Environmentalists slam govt over its stand on Western Ghats

Updated on Jul 20, 2022 12:21 AM IST

The union ministry of environment, forests and climate change (MoEF&CC) on July 6 had issued a notification in which it had proposed to demarcate large parts of Karnataka, Tamil Nadu, Gujarat, Maharashtra and other states as ESZ.

Environmentalists and a section of locals in Western Ghats belt of Karnataka have slammed the state government for rejecting the draft rules on creating an eco-sensitive zone (ESZ) that will cover over 20,000 km in the state alone. (HT)
Environmentalists and a section of locals in Western Ghats belt of Karnataka have slammed the state government for rejecting the draft rules on creating an eco-sensitive zone (ESZ) that will cover over 20,000 km in the state alone. (HT)
BySharan Poovanna, Bengaluru

Environmentalists and a section of locals in Western Ghats belt of Karnataka have slammed the state government for rejecting the draft rules on creating an eco-sensitive zone (ESZ) that will cover over 20,000 km in the state alone.

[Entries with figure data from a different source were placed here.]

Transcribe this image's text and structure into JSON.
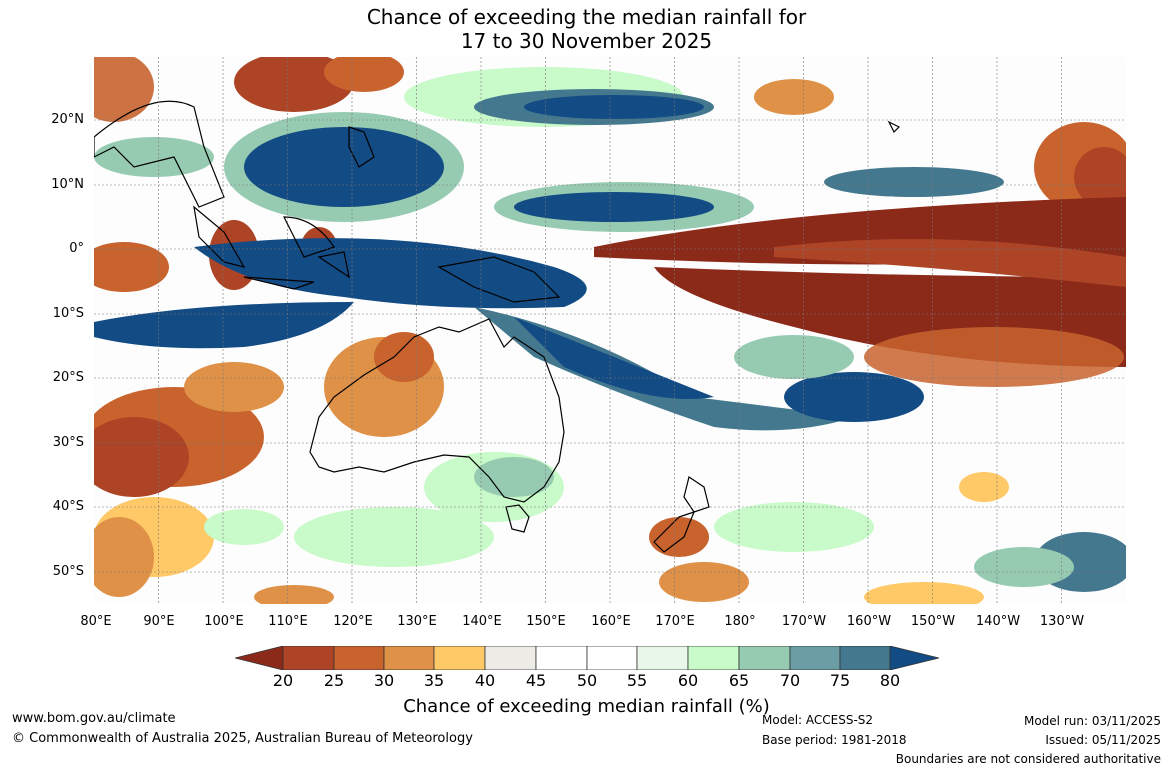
{
  "header": {
    "title_line1": "Chance of exceeding the median rainfall for",
    "title_line2": "17 to 30 November 2025"
  },
  "map": {
    "lat_labels": [
      "20°N",
      "10°N",
      "0°",
      "10°S",
      "20°S",
      "30°S",
      "40°S",
      "50°S"
    ],
    "lon_labels": [
      "80°E",
      "90°E",
      "100°E",
      "110°E",
      "120°E",
      "130°E",
      "140°E",
      "150°E",
      "160°E",
      "170°E",
      "180°",
      "170°W",
      "160°W",
      "150°W",
      "140°W",
      "130°W"
    ]
  },
  "legend": {
    "title": "Chance of exceeding median rainfall (%)",
    "ticks": [
      "20",
      "25",
      "30",
      "35",
      "40",
      "45",
      "50",
      "55",
      "60",
      "65",
      "70",
      "75",
      "80"
    ],
    "colors": {
      "below_20": "#8c2a1a",
      "20_25": "#ad4426",
      "25_30": "#c8632e",
      "30_35": "#de9147",
      "35_40": "#fec966",
      "40_45": "#ecebe6",
      "45_50": "#ffffff",
      "50_55": "#ffffff",
      "55_60": "#e8f7e8",
      "60_65": "#c9fac9",
      "65_70": "#96cbb2",
      "70_75": "#6a9ea4",
      "75_80": "#44788f",
      "above_80": "#134b84"
    }
  },
  "footer": {
    "url": "www.bom.gov.au/climate",
    "copyright": "© Commonwealth of Australia 2025, Australian Bureau of Meteorology",
    "model": "Model: ACCESS-S2",
    "base_period": "Base period: 1981-2018",
    "model_run": "Model run: 03/11/2025",
    "issued": "Issued: 05/11/2025",
    "disclaimer": "Boundaries are not considered authoritative"
  }
}
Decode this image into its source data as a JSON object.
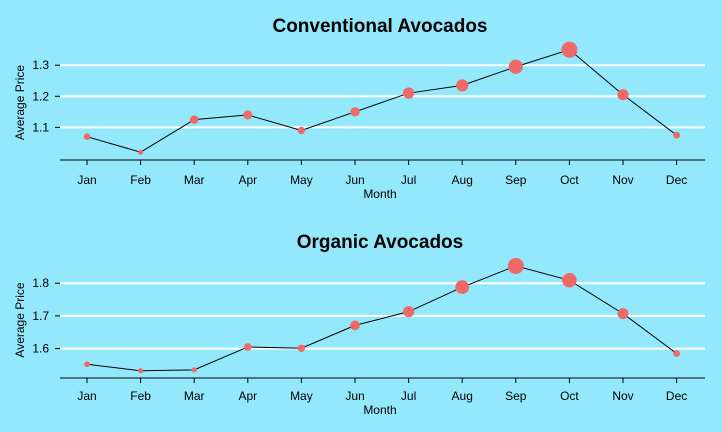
{
  "colors": {
    "background": "#94e8fb",
    "grid": "#ffffff",
    "point": "#ee6a66",
    "line": "#000000"
  },
  "chart_data": [
    {
      "type": "scatter",
      "title": "Conventional Avocados",
      "xlabel": "Month",
      "ylabel": "Average Price",
      "categories": [
        "Jan",
        "Feb",
        "Mar",
        "Apr",
        "May",
        "Jun",
        "Jul",
        "Aug",
        "Sep",
        "Oct",
        "Nov",
        "Dec"
      ],
      "values": [
        1.07,
        1.02,
        1.125,
        1.14,
        1.09,
        1.15,
        1.21,
        1.235,
        1.295,
        1.35,
        1.205,
        1.075
      ],
      "yticks": [
        1.1,
        1.2,
        1.3
      ],
      "ylim": [
        0.995,
        1.365
      ],
      "grid": true,
      "connected_line": true,
      "point_size_encodes_value": true
    },
    {
      "type": "scatter",
      "title": "Organic Avocados",
      "xlabel": "Month",
      "ylabel": "Average Price",
      "categories": [
        "Jan",
        "Feb",
        "Mar",
        "Apr",
        "May",
        "Jun",
        "Jul",
        "Aug",
        "Sep",
        "Oct",
        "Nov",
        "Dec"
      ],
      "values": [
        1.552,
        1.532,
        1.535,
        1.605,
        1.601,
        1.671,
        1.713,
        1.788,
        1.853,
        1.809,
        1.707,
        1.585
      ],
      "yticks": [
        1.6,
        1.7,
        1.8
      ],
      "ylim": [
        1.51,
        1.865
      ],
      "grid": true,
      "connected_line": true,
      "point_size_encodes_value": true
    }
  ]
}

“How often have so many of our MLAs and MLCs met and discussed protecting our forests and biodiversity? Not once. Instead of saving our forests and all its goodness, they flock together like vultures and devour what precious little is left of our fragile ecosystem,” said Joseph Hoover, a wildlife activist and environmentalist.

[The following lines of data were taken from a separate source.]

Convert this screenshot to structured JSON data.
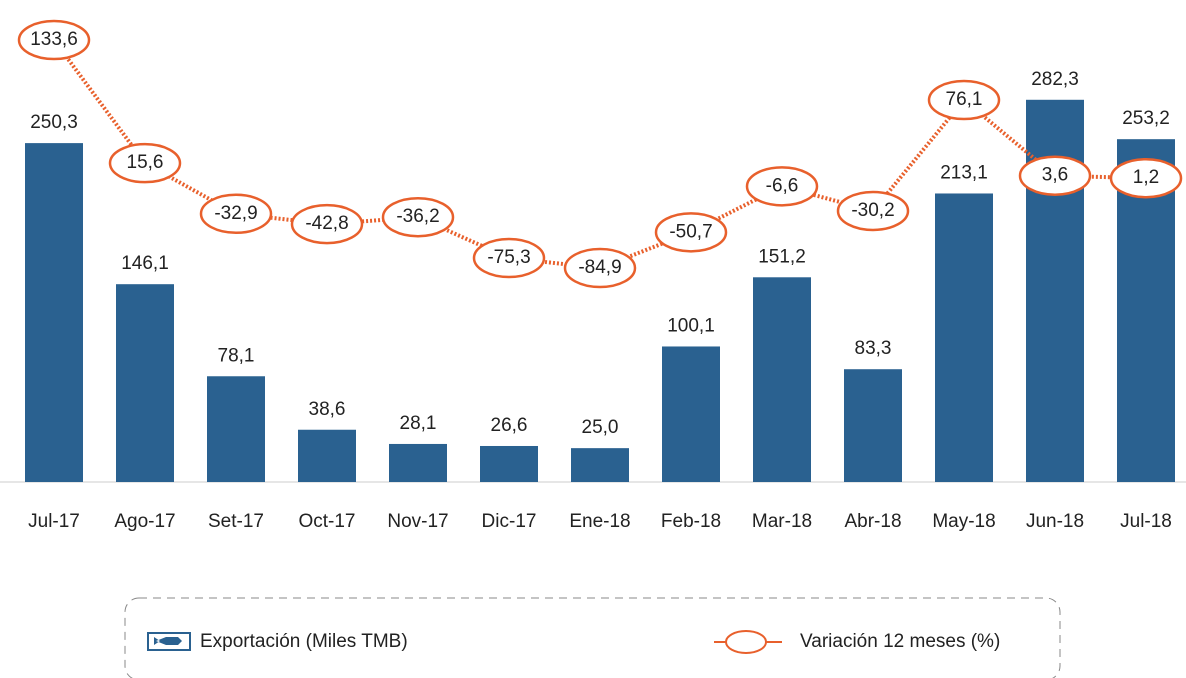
{
  "chart_data": {
    "type": "bar",
    "categories": [
      "Jul-17",
      "Ago-17",
      "Set-17",
      "Oct-17",
      "Nov-17",
      "Dic-17",
      "Ene-18",
      "Feb-18",
      "Mar-18",
      "Abr-18",
      "May-18",
      "Jun-18",
      "Jul-18"
    ],
    "series": [
      {
        "name": "Exportación (Miles TMB)",
        "type": "bar",
        "color": "#2a6190",
        "values": [
          250.3,
          146.1,
          78.1,
          38.6,
          28.1,
          26.6,
          25.0,
          100.1,
          151.2,
          83.3,
          213.1,
          282.3,
          253.2
        ],
        "value_labels": [
          "250,3",
          "146,1",
          "78,1",
          "38,6",
          "28,1",
          "26,6",
          "25,0",
          "100,1",
          "151,2",
          "83,3",
          "213,1",
          "282,3",
          "253,2"
        ]
      },
      {
        "name": "Variación 12 meses (%)",
        "type": "line",
        "axis": "y2",
        "color": "#e8602c",
        "values": [
          133.6,
          15.6,
          -32.9,
          -42.8,
          -36.2,
          -75.3,
          -84.9,
          -50.7,
          -6.6,
          -30.2,
          76.1,
          3.6,
          1.2
        ],
        "value_labels": [
          "133,6",
          "15,6",
          "-32,9",
          "-42,8",
          "-36,2",
          "-75,3",
          "-84,9",
          "-50,7",
          "-6,6",
          "-30,2",
          "76,1",
          "3,6",
          "1,2"
        ]
      }
    ],
    "ylim": [
      0,
      356
    ],
    "y2lim": [
      -290,
      172
    ],
    "legend": "bottom"
  }
}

The environmentalists said the eco-sensitive zone would have protected interest of farmers as there will be restrictions on unregulated building of resorts, hotels, mining projects and other developmental projects.

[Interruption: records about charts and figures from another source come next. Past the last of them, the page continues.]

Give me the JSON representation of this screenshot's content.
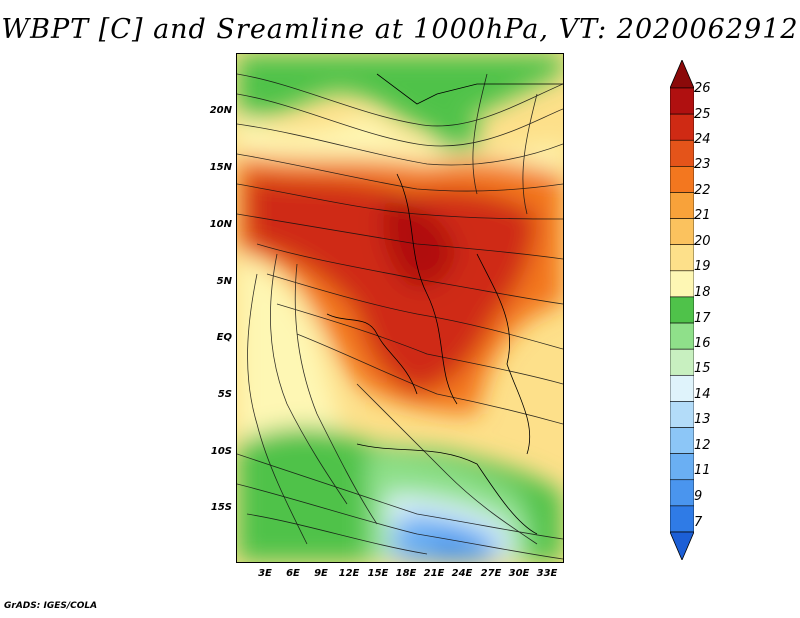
{
  "title": "WBPT [C] and Sreamline at 1000hPa, VT: 2020062912",
  "map": {
    "y_axis_labels": [
      "20N",
      "15N",
      "10N",
      "5N",
      "EQ",
      "5S",
      "10S",
      "15S"
    ],
    "x_axis_labels": [
      "3E",
      "6E",
      "9E",
      "12E",
      "15E",
      "18E",
      "21E",
      "24E",
      "27E",
      "30E",
      "33E"
    ]
  },
  "colorbar": {
    "unit": "C",
    "levels": [
      "7",
      "9",
      "11",
      "12",
      "13",
      "14",
      "15",
      "16",
      "17",
      "18",
      "19",
      "20",
      "21",
      "22",
      "23",
      "24",
      "25",
      "26"
    ],
    "colors": [
      "#1c5fd6",
      "#2f7be6",
      "#4a95ee",
      "#6aaff3",
      "#8cc6f7",
      "#b3dcf9",
      "#dff3fb",
      "#c8f0c0",
      "#8fe08a",
      "#4fc24a",
      "#fef7b4",
      "#fde08a",
      "#fbc25e",
      "#f8a23a",
      "#f3771f",
      "#e4541a",
      "#cf2a14",
      "#b01010",
      "#8b0a0a"
    ]
  },
  "credit": "GrADS: IGES/COLA"
}
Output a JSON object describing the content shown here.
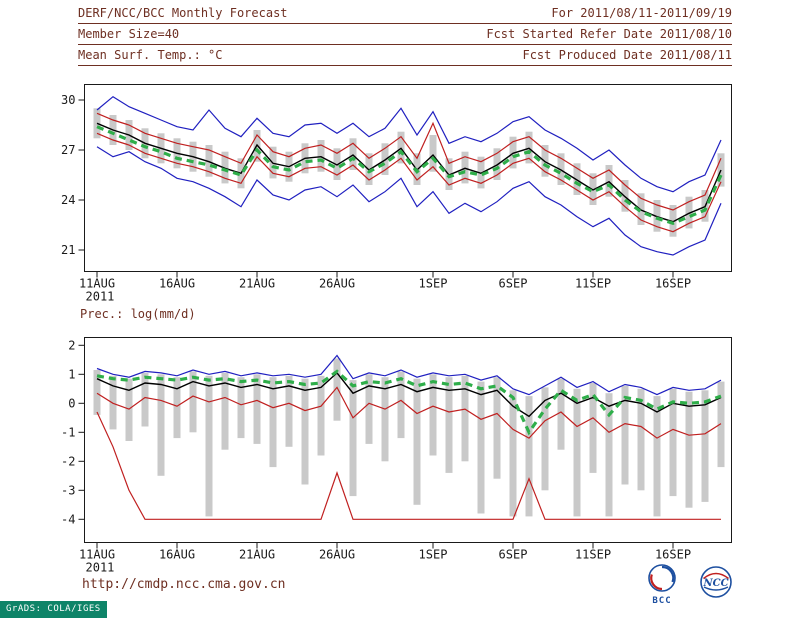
{
  "header": {
    "title": "DERF/NCC/BCC Monthly Forecast",
    "for_range": "For 2011/08/11-2011/09/19",
    "member_size": "Member Size=40",
    "refer_date": "Fcst Started Refer Date 2011/08/10",
    "var_label": "Mean Surf. Temp.: °C",
    "produced_date": "Fcst Produced Date 2011/08/11"
  },
  "prec_label": "Prec.: log(mm/d)",
  "footer": {
    "url": "http://cmdp.ncc.cma.gov.cn",
    "grads_stamp": "GrADS: COLA/IGES",
    "logo1_label": "BCC",
    "logo2_label": "NCC"
  },
  "colors": {
    "header_maroon": "#6e2f22",
    "axis": "#1a1a1a",
    "bar_gray": "#c9c9c9",
    "blue": "#2020c0",
    "red": "#c02020",
    "green": "#2fae4a",
    "stamp_bg": "#0e8468",
    "logo_blue": "#1d4fa0"
  },
  "chart_data": [
    {
      "type": "line",
      "name": "temperature",
      "title": "Mean Surf. Temp.: °C",
      "xlabel": "daily, 2011/08/11 - 2011/09/19",
      "ylabel": "°C",
      "n_days": 40,
      "x_start": "2011-08-11",
      "x_end": "2011-09-19",
      "x_tick_labels": [
        "11AUG",
        "16AUG",
        "21AUG",
        "26AUG",
        "1SEP",
        "6SEP",
        "11SEP",
        "16SEP"
      ],
      "x_tick_days": [
        0,
        5,
        10,
        15,
        21,
        26,
        31,
        36
      ],
      "x_year_label": "2011",
      "ylim": [
        19.71,
        30.93
      ],
      "yticks": [
        30,
        27,
        24,
        21
      ],
      "ytick_labels": [
        "30",
        "27",
        "24",
        "21"
      ],
      "grid": false,
      "legend": "none",
      "bars": {
        "label": "ensemble spread",
        "color": "#c9c9c9",
        "high": [
          29.5,
          29.1,
          28.8,
          28.3,
          28.0,
          27.7,
          27.5,
          27.3,
          26.9,
          26.5,
          28.2,
          27.2,
          26.9,
          27.4,
          27.6,
          27.1,
          27.7,
          26.8,
          27.4,
          28.1,
          26.8,
          27.9,
          26.5,
          26.9,
          26.6,
          27.1,
          27.8,
          28.1,
          27.3,
          26.8,
          26.2,
          25.6,
          26.1,
          25.2,
          24.4,
          24.0,
          23.7,
          24.2,
          24.6,
          26.8
        ],
        "low": [
          27.7,
          27.3,
          27.0,
          26.5,
          26.2,
          25.9,
          25.7,
          25.4,
          25.0,
          24.7,
          26.3,
          25.3,
          25.1,
          25.6,
          25.7,
          25.2,
          25.8,
          24.9,
          25.5,
          26.2,
          24.9,
          25.7,
          24.6,
          25.0,
          24.7,
          25.2,
          25.9,
          26.2,
          25.4,
          24.9,
          24.3,
          23.7,
          24.2,
          23.3,
          22.5,
          22.1,
          21.8,
          22.3,
          22.7,
          24.8
        ]
      },
      "series": [
        {
          "name": "ensemble-max-line",
          "color": "#2020c0",
          "width": 1.2,
          "values": [
            29.4,
            30.2,
            29.6,
            29.2,
            28.8,
            28.4,
            28.2,
            29.4,
            28.3,
            27.8,
            28.9,
            28.0,
            27.8,
            28.5,
            28.6,
            28.0,
            28.6,
            27.8,
            28.3,
            29.5,
            27.9,
            29.3,
            27.4,
            27.8,
            27.5,
            28.0,
            28.7,
            29.0,
            28.2,
            27.7,
            27.1,
            26.4,
            27.0,
            26.1,
            25.3,
            24.8,
            24.5,
            25.1,
            25.5,
            27.6
          ]
        },
        {
          "name": "upper-quartile-line",
          "color": "#c02020",
          "width": 1.2,
          "values": [
            29.2,
            28.8,
            28.5,
            28.0,
            27.7,
            27.4,
            27.2,
            27.0,
            26.6,
            26.2,
            27.9,
            26.9,
            26.6,
            27.1,
            27.3,
            26.8,
            27.4,
            26.5,
            27.1,
            27.8,
            26.5,
            28.6,
            26.2,
            26.6,
            26.3,
            26.8,
            27.5,
            27.8,
            27.0,
            26.5,
            25.9,
            25.3,
            25.8,
            24.9,
            24.1,
            23.7,
            23.4,
            23.9,
            24.3,
            26.5
          ]
        },
        {
          "name": "lower-quartile-line",
          "color": "#c02020",
          "width": 1.2,
          "values": [
            28.0,
            27.6,
            27.3,
            26.8,
            26.5,
            26.2,
            26.0,
            25.7,
            25.3,
            25.0,
            26.6,
            25.6,
            25.4,
            25.9,
            26.0,
            25.5,
            26.1,
            25.2,
            25.8,
            26.5,
            25.2,
            26.0,
            24.9,
            25.3,
            25.0,
            25.5,
            26.2,
            26.5,
            25.7,
            25.2,
            24.6,
            24.0,
            24.5,
            23.6,
            22.8,
            22.4,
            22.1,
            22.6,
            23.0,
            25.1
          ]
        },
        {
          "name": "ensemble-min-line",
          "color": "#2020c0",
          "width": 1.2,
          "values": [
            27.2,
            26.6,
            26.9,
            26.3,
            25.9,
            25.3,
            25.1,
            24.7,
            24.2,
            23.6,
            25.2,
            24.3,
            24.0,
            24.6,
            24.8,
            24.2,
            24.9,
            23.9,
            24.5,
            25.3,
            23.6,
            24.5,
            23.2,
            23.8,
            23.3,
            23.9,
            24.7,
            25.1,
            24.2,
            23.7,
            23.0,
            22.4,
            22.9,
            21.9,
            21.2,
            20.9,
            20.7,
            21.2,
            21.6,
            23.8
          ]
        },
        {
          "name": "ensemble-mean-line",
          "color": "#000000",
          "width": 1.4,
          "values": [
            28.6,
            28.2,
            27.9,
            27.4,
            27.1,
            26.8,
            26.6,
            26.3,
            25.9,
            25.6,
            27.3,
            26.2,
            26.0,
            26.5,
            26.6,
            26.1,
            26.7,
            25.8,
            26.4,
            27.1,
            25.8,
            26.7,
            25.5,
            25.9,
            25.6,
            26.1,
            26.8,
            27.1,
            26.3,
            25.8,
            25.2,
            24.6,
            25.1,
            24.2,
            23.4,
            23.0,
            22.7,
            23.2,
            23.6,
            25.8
          ]
        },
        {
          "name": "climatology-dashed-line",
          "color": "#2fae4a",
          "width": 3.2,
          "style": "dashed",
          "values": [
            28.4,
            28.0,
            27.6,
            27.2,
            26.9,
            26.5,
            26.3,
            26.1,
            25.8,
            25.5,
            27.0,
            26.0,
            25.8,
            26.3,
            26.4,
            25.9,
            26.5,
            25.7,
            26.2,
            26.9,
            25.7,
            26.5,
            25.4,
            25.7,
            25.5,
            25.9,
            26.6,
            26.9,
            26.1,
            25.6,
            25.0,
            24.5,
            24.9,
            24.0,
            23.3,
            22.9,
            22.6,
            23.0,
            23.4,
            25.5
          ]
        }
      ]
    },
    {
      "type": "line",
      "name": "precipitation",
      "title": "Prec.: log(mm/d)",
      "xlabel": "daily, 2011/08/11 - 2011/09/19",
      "ylabel": "log(mm/d)",
      "n_days": 40,
      "x_start": "2011-08-11",
      "x_end": "2011-09-19",
      "x_tick_labels": [
        "11AUG",
        "16AUG",
        "21AUG",
        "26AUG",
        "1SEP",
        "6SEP",
        "11SEP",
        "16SEP"
      ],
      "x_tick_days": [
        0,
        5,
        10,
        15,
        21,
        26,
        31,
        36
      ],
      "x_year_label": "2011",
      "ylim": [
        -4.8,
        2.27
      ],
      "yticks": [
        2,
        1,
        0,
        -1,
        -2,
        -3,
        -4
      ],
      "ytick_labels": [
        "2",
        "1",
        "0",
        "-1",
        "-2",
        "-3",
        "-4"
      ],
      "grid": false,
      "legend": "none",
      "bars": {
        "label": "ensemble spread",
        "color": "#c9c9c9",
        "high": [
          1.15,
          0.95,
          0.85,
          1.05,
          1.0,
          0.9,
          1.1,
          0.95,
          1.05,
          0.9,
          1.0,
          0.9,
          0.95,
          0.85,
          0.95,
          1.55,
          0.8,
          1.0,
          0.9,
          1.1,
          0.85,
          1.0,
          0.9,
          0.95,
          0.75,
          0.9,
          0.45,
          0.25,
          0.55,
          0.85,
          0.5,
          0.7,
          0.35,
          0.6,
          0.5,
          0.25,
          0.5,
          0.4,
          0.45,
          0.75
        ],
        "low": [
          -0.4,
          -0.9,
          -1.3,
          -0.8,
          -2.5,
          -1.2,
          -1.0,
          -3.9,
          -1.6,
          -1.2,
          -1.4,
          -2.2,
          -1.5,
          -2.8,
          -1.8,
          -0.6,
          -3.2,
          -1.4,
          -2.0,
          -1.2,
          -3.5,
          -1.8,
          -2.4,
          -2.0,
          -3.8,
          -2.6,
          -3.9,
          -3.9,
          -3.0,
          -1.6,
          -3.9,
          -2.4,
          -3.9,
          -2.8,
          -3.0,
          -3.9,
          -3.2,
          -3.6,
          -3.4,
          -2.2
        ]
      },
      "series": [
        {
          "name": "ensemble-max-line",
          "color": "#2020c0",
          "width": 1.2,
          "values": [
            1.2,
            1.0,
            0.9,
            1.1,
            1.05,
            0.95,
            1.15,
            1.0,
            1.1,
            0.95,
            1.05,
            0.95,
            1.0,
            0.9,
            1.0,
            1.65,
            0.85,
            1.05,
            0.95,
            1.15,
            0.9,
            1.05,
            0.95,
            1.0,
            0.8,
            0.95,
            0.5,
            0.3,
            0.6,
            0.9,
            0.55,
            0.75,
            0.4,
            0.65,
            0.55,
            0.3,
            0.55,
            0.45,
            0.5,
            0.8
          ]
        },
        {
          "name": "lower-quartile-line",
          "color": "#c02020",
          "width": 1.2,
          "values": [
            0.35,
            0.0,
            -0.2,
            0.2,
            0.1,
            -0.1,
            0.25,
            0.05,
            0.2,
            -0.05,
            0.1,
            -0.15,
            0.0,
            -0.25,
            -0.1,
            0.55,
            -0.5,
            0.0,
            -0.2,
            0.1,
            -0.35,
            -0.1,
            -0.3,
            -0.2,
            -0.55,
            -0.35,
            -0.9,
            -1.2,
            -0.6,
            -0.3,
            -0.8,
            -0.5,
            -1.0,
            -0.7,
            -0.8,
            -1.2,
            -0.9,
            -1.1,
            -1.05,
            -0.7
          ]
        },
        {
          "name": "ensemble-min-line",
          "color": "#c02020",
          "width": 1.2,
          "values": [
            -0.3,
            -1.5,
            -3.0,
            -4,
            -4,
            -4,
            -4,
            -4,
            -4,
            -4,
            -4,
            -4,
            -4,
            -4,
            -4,
            -2.4,
            -4,
            -4,
            -4,
            -4,
            -4,
            -4,
            -4,
            -4,
            -4,
            -4,
            -4,
            -2.6,
            -4,
            -4,
            -4,
            -4,
            -4,
            -4,
            -4,
            -4,
            -4,
            -4,
            -4,
            -4
          ]
        },
        {
          "name": "ensemble-mean-line",
          "color": "#000000",
          "width": 1.4,
          "values": [
            0.85,
            0.6,
            0.45,
            0.7,
            0.65,
            0.5,
            0.75,
            0.6,
            0.7,
            0.55,
            0.65,
            0.5,
            0.6,
            0.45,
            0.55,
            1.05,
            0.35,
            0.6,
            0.5,
            0.65,
            0.4,
            0.55,
            0.45,
            0.5,
            0.3,
            0.45,
            -0.1,
            -0.45,
            0.1,
            0.35,
            0.0,
            0.2,
            -0.1,
            0.1,
            0.0,
            -0.3,
            0.0,
            -0.1,
            -0.05,
            0.2
          ]
        },
        {
          "name": "climatology-dashed-line",
          "color": "#2fae4a",
          "width": 3.2,
          "style": "dashed",
          "values": [
            0.95,
            0.85,
            0.8,
            0.9,
            0.85,
            0.8,
            0.9,
            0.8,
            0.85,
            0.75,
            0.8,
            0.7,
            0.75,
            0.65,
            0.7,
            1.1,
            0.6,
            0.75,
            0.7,
            0.85,
            0.6,
            0.75,
            0.65,
            0.7,
            0.5,
            0.6,
            0.2,
            -1.0,
            -0.2,
            0.45,
            0.1,
            0.3,
            -0.4,
            0.2,
            0.1,
            -0.2,
            0.05,
            0.0,
            0.05,
            0.25
          ]
        }
      ]
    }
  ]
}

The statements come a day after the Karnataka government said it will contest the draft rules legally and take a decision in the cabinet meeting on July 22.

The union ministry of environment, forests and climate change (MoEF&CC) on July 6 had issued a notification in which it had proposed to demarcate large parts of Karnataka, Tamil Nadu, Gujarat, Maharashtra and other states as ESZ.

Over 20,600 sq km of the total 60,000 sq km of the Western Ghats falls in Karnataka and is home to hundreds of species of animals and other living creatures.

Karnataka chief minister Basvaraj Bommai on December 4 refused to go ahead with the Kasturirangan committee report which proposes that around 37% of total area to be declared as ESZ.

The Western Ghats, a chain of mountains that run parallel to India’s western coast, traverses through Gujarat, Maharashtra, Goa, Karnataka, Kerala and Tamil Nadu and is around 1.4 lakh sq km and a 1,600 km stretch.

“The setting up of industries and manufacturing can be done in places like Raichur and northern parts of Karnataka where there is water and availability of flat lands. In this belt, they use machines to clear trees, forests and create flatlands which are prone to landslides and other catastrophes,” said Anup B, a software engineer from Ajjarkad in Udupi.

The heavy rains in the region adds to problems of regular commercial activity at least for two to three months in a year while the same acts as an attraction for resorts and hotels built in fragile areas, adding to the possibility of human-animal conflict and destruction of forest cover.

To be sure, all other states had earlier rejected the Madhav Gadgil report in 2010, calling it “anti-agrarian”, necessitating the setting up of another committee under Dr Kasturirangan, which experts said, was a “diluted” version that tried to find a balance in saving livelihoods as well as the rapidly denigrating ecology.

“We have and will protect our forests. There are thousands of acres of coffee plantations and there is no scientific way of demarcating borders of the ESZ or its buffer zone,” Vijay Kumar, the chief convenor of the Kasturirangan Varadhi Virodhi Horata Samithi, an organisation fighting against the draft report.

He said the committee (from the union government) should have consulted all elected representatives before making these rules but have instead relied on satellite images that would in effect take away their lives, property and livelihoods.

He even alleged that there were “anti-national” organisations (NGOs) who were spearheading the campaign to stunt developmental activities in the region.

KG Bopaiah, former Karnataka assembly speaker and BJP legislator from Virajpet in Kodagu district, told HT: “They have made concessions in Kerala and we will also make similar provisions to safeguard forests in our state. These regulations will hurt us and the economy badly.”